Dr Elkrief said she and her colleagues observed a similar pattern of reduced patient visits during the second COVID-19 wave in the fall and winter of 2020, with many patients deciding in consultation with their physicians not to visit the hospital at a time of heightened risk. Now, she emphasized, there are clearer guidelines on minimizing risk within hospitals, adding that “hopefully patients with cancer will be prioritized as a vaccination group. That will greatly increase everyone’s comfort level with continuing cancer treatment and evidence-based cancer care.”

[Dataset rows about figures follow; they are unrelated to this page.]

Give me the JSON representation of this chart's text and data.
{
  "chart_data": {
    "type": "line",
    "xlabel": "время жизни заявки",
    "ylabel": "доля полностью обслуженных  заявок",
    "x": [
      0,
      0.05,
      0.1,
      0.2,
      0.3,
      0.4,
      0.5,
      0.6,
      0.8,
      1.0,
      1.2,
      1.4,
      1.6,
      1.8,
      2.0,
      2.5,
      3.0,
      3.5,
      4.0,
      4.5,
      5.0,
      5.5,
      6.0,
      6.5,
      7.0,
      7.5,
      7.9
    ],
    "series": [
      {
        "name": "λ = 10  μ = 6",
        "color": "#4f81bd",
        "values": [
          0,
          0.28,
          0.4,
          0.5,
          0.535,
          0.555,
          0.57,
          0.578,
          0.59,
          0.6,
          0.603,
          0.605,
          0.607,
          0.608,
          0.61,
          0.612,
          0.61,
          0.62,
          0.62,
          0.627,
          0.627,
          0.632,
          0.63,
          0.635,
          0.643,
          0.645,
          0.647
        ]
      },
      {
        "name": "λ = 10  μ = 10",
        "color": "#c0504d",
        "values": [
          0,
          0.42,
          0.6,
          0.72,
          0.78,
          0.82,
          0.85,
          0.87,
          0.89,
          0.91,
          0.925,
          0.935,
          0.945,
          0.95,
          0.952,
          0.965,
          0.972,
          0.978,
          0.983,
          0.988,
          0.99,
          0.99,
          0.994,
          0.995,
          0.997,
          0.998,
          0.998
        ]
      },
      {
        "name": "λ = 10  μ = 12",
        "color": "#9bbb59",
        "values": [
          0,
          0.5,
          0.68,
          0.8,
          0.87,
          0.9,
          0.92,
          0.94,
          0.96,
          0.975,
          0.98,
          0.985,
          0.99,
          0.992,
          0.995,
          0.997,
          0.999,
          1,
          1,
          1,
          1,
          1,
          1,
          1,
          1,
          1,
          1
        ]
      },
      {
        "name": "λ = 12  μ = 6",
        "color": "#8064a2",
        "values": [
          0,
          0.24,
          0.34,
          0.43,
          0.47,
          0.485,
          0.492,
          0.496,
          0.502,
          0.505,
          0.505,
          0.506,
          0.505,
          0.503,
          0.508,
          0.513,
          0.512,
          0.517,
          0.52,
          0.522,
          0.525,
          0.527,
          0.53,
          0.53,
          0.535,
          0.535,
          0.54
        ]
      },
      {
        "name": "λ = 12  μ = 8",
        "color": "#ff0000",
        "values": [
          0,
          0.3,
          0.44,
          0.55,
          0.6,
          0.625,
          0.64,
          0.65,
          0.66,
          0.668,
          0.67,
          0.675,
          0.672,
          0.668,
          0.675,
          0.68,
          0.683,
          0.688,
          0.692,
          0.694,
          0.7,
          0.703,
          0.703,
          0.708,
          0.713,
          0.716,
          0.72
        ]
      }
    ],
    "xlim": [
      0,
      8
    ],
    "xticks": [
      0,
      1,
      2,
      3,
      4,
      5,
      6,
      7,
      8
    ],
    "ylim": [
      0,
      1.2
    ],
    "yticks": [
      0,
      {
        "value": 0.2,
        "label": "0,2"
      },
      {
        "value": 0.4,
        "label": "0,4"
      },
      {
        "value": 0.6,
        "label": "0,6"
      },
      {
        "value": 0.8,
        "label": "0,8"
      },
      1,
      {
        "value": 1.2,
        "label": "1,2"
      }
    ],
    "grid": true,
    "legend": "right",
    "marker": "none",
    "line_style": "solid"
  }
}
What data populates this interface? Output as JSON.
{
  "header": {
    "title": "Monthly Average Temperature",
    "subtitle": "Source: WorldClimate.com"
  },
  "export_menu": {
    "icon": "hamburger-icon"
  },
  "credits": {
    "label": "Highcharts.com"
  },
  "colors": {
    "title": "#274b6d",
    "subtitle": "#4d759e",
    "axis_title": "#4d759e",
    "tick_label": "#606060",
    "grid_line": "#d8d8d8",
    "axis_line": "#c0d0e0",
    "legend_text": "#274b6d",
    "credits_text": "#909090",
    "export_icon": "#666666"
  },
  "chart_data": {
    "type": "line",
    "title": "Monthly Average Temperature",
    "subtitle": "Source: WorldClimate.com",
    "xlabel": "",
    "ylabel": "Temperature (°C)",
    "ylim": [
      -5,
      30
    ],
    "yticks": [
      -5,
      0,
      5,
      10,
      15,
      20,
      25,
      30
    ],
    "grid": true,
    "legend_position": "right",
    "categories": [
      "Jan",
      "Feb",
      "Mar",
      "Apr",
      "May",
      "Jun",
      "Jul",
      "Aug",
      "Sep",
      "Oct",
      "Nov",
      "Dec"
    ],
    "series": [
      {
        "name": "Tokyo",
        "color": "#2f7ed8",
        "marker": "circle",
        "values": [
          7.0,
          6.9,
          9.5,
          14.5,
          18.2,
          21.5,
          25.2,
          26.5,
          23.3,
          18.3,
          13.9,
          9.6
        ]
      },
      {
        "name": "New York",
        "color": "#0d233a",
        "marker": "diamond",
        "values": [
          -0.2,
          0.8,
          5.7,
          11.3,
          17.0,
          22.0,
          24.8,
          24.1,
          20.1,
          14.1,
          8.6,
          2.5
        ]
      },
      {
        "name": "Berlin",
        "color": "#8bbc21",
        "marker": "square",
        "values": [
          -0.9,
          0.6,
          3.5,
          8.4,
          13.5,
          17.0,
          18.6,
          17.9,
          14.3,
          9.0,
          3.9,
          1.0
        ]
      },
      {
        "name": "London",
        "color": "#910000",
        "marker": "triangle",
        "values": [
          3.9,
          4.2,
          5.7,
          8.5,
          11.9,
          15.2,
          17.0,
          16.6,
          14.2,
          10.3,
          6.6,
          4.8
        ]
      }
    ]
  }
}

It remains unclear whether active cancer treatment increases the risk of severe COVID-19, Dr Elkrief said. But clinicians have remained cognizant of the risk of immunosuppression with treatments such as chemotherapy, Dr Owonikoko noted. For instance, he said, certain patients with advanced NSCLC have the option to be treated with immunotherapy alone or in combination with chemotherapy, which provides additional clinical benefit. Nevertheless, he noted, some clinicians might favor treating patients with immunotherapy alone given that it poses a smaller risk of immunosuppression than chemotherapy. “Those are judgment calls that oncologists would always make with or without the pandemic, but especially during the pandemic, they will be more cognizant of that call, depending on the patient sitting in front of them,” he said.